London clearing remains bone of contention. After the EU proposal that called for greater EU oversight of clearing houses based in foreign jurisdictions and included the option of enforced relocation, BoE’s Carney yesterday suggested improved cross-border oversight of clearinghouses that should be based on “deep cooperation” between jurisdictions, adding that a clearing deal would help to keep the financial system resilient. ECB’s Coeure meanwhile stressed that the EU’s clearing regime was “never designed to cope” with major clearing houses operating outside of the EU, adding that moving clearing to within the EU’s jurisdiction would be justified if they pose a major risk to stability, as so far, the regime provides “EU authorities with very limited tools for obtaining information and taking action in the event of a crisis”. The ECB has long tried to get London clearing under its own control and while London fought back with backing from a European court, the issue is back on top of the agenda as Brexit draws nearer.
Fedspeak: Yesterday Fed’s Rosengren said low rates pose financial stability issues, in his comments at the Riksbank macroprudential conference. The Boston Fed president (not a voter this year) turned decidedly hawkish about a year ago and has maintained that outlook ever since. He believes low rates put intermediaries and economies at risk, make fighting future recessions more difficult, and make it more likely central banks will have to resort to non-traditional policies. Additionally, Fed Evans was speaking yesterday as well. Chicago Fed dove Evans said inflation needs to rise and the target should not been seen as a cap but a symmetric target, though he’s voted for rate hikes given improvement in the economy. He’s still ambivalent about the timing of the next hike, which could take place later in the year, while the global environment appears to be holding back inflation, which could allow for a shallower path of rate increases. Otherwise the economy bounced back after the election, with “quite good” fundamentals, which give inflation a chance to get back to 2%. He sees 3% growth as achievable in the short-term, but sustaining it given labor and productivity constraints is another thing, while the U.S. is fast approaching its natural rate of unemployment.

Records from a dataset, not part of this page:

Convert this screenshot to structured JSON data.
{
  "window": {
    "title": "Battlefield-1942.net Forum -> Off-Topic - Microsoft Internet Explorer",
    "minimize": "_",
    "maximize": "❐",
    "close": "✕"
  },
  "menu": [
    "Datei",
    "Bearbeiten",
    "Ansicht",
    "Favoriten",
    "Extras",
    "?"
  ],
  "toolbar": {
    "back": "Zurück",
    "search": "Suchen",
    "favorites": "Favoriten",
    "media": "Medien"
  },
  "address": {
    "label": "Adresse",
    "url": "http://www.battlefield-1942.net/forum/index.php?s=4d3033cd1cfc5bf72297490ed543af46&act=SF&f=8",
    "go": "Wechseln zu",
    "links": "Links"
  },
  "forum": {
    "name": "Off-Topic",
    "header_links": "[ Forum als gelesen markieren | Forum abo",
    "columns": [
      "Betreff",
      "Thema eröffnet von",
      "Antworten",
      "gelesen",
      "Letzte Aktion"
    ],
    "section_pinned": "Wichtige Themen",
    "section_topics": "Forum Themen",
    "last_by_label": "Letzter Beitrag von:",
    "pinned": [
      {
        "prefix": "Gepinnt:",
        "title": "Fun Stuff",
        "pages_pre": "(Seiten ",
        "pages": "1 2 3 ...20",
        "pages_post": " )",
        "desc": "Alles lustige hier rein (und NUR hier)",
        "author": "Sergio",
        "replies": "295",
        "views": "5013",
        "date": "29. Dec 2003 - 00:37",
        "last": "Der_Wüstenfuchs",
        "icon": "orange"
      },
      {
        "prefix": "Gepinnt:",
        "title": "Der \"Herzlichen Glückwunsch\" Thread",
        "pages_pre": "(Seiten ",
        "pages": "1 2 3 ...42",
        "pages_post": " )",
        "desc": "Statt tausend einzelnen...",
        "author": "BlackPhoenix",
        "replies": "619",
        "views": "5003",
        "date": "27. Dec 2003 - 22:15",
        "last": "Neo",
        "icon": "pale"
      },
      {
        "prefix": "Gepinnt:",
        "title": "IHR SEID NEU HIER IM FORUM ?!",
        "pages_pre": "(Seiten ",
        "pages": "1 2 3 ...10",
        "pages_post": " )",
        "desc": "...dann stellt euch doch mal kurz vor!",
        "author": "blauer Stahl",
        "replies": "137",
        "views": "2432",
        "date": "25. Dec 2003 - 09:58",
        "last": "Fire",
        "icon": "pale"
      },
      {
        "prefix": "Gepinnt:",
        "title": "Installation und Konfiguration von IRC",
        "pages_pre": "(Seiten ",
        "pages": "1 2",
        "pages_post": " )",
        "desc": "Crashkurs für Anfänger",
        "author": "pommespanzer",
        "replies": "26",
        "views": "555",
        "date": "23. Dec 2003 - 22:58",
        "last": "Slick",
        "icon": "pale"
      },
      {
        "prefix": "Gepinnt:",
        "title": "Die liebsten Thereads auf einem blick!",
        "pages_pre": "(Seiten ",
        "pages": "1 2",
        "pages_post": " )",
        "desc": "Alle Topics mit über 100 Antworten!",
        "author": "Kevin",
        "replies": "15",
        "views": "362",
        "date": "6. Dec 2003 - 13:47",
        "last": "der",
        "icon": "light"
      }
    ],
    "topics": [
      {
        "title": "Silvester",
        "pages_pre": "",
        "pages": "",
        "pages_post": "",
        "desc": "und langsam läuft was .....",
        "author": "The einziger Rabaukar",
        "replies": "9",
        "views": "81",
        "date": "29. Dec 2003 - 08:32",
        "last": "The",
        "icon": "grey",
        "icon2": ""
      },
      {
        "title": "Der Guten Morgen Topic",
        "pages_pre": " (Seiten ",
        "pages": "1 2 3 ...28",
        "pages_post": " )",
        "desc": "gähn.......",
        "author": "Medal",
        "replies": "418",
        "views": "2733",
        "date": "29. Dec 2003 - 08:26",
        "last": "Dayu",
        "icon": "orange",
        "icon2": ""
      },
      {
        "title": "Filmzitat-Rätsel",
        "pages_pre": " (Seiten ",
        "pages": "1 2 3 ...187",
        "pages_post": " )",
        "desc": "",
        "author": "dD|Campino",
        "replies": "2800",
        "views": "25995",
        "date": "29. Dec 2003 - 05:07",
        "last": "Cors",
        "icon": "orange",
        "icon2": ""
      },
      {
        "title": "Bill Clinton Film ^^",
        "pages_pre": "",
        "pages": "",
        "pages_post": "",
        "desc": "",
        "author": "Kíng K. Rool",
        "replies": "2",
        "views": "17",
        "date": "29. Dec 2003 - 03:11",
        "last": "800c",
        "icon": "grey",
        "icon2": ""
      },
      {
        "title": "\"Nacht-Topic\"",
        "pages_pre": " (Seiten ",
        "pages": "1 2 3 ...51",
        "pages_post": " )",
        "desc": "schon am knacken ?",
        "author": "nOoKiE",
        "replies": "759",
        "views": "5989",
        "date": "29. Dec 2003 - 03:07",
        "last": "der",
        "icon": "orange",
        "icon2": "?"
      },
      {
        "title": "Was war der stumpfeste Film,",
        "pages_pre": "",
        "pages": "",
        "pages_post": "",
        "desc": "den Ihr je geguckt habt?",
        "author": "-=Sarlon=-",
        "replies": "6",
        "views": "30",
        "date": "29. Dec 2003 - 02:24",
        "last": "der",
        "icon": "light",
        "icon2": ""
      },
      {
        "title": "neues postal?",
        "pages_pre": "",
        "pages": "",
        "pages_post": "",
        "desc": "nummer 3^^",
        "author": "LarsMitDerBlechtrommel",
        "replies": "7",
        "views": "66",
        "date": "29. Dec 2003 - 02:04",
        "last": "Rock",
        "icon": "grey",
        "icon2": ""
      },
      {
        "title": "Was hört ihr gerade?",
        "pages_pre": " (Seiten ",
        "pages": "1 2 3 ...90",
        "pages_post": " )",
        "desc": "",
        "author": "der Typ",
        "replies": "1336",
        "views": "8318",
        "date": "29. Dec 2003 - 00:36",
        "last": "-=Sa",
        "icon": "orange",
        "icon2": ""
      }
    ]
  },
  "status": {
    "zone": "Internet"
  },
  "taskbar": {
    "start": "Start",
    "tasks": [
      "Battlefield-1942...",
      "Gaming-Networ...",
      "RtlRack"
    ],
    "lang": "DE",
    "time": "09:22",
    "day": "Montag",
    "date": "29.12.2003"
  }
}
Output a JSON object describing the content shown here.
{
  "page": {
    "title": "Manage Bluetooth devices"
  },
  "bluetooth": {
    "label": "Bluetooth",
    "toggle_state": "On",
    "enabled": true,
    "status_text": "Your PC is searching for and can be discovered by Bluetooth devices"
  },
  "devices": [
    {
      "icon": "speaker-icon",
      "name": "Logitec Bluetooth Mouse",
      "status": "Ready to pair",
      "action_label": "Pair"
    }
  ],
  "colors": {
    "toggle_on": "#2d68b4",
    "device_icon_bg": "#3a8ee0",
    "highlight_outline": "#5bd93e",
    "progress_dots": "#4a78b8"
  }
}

Canada: growth maintains momentum but uncertainties lurk, suggesting that while the time frame for rate hikes has been moved ahead, the Bank can maintain the current setting through mid-year at least. Of course, the upbeat (“hawkish”) view of the economy last week moved ahead expectations for lift-off, and even put the announcement next month in play. And the economic data since Wilkins/Poloz have supported the Bank’s view that the run of encouraging broad-based growth will prove sustainable. But other events have highlighted the uncertainties around Canada’s outlook. Most prominently, the plunge in WTI crude oil to a seven month low and the evolution of U.S. trade policy. The key line from Wilkins was that they are “assessing whether all of the considerable monetary stimulus presently in place is still required.” An assessment of the mix of firm economic data but weak oil/commodity and uncertain U.S. trade policy will likely keep them grounded until later this year, if not January of next year. There will be another round of BoC-speak next week (Poloz panel, Patterson speech), which will be looked to for fresh guidance on the policy outlook.
Main Macro Events Today
- US Existing Home Sales – May existing home sales data is out today and should post a 0.7% increase to a 5.610 mln pace for the month after dropping 2.3% to a 5.570 mln pace in April. The NAHB did tick higher in May with a rise to 69 from 68 in April but housing starts disappointed with a decline in the headline pace to 1.092 mln from 1.156 mln in April.
- UK Borrowing data – Monthly government borrowing data are due (today), for which a deduction to £7.3B is expected from £9.6 seen last month.
- Speeches – BoE chief Economist Andy Haldane is due to give a speech today in Yorkshire.
- RBNZ Meeting – New Zealand’s calendar is highlighted by the Reserve Bank of New Zealand’s meeting today. No change to the current 1.75% rate setting is expected. It’s been at this level since the predicted easing on November 10.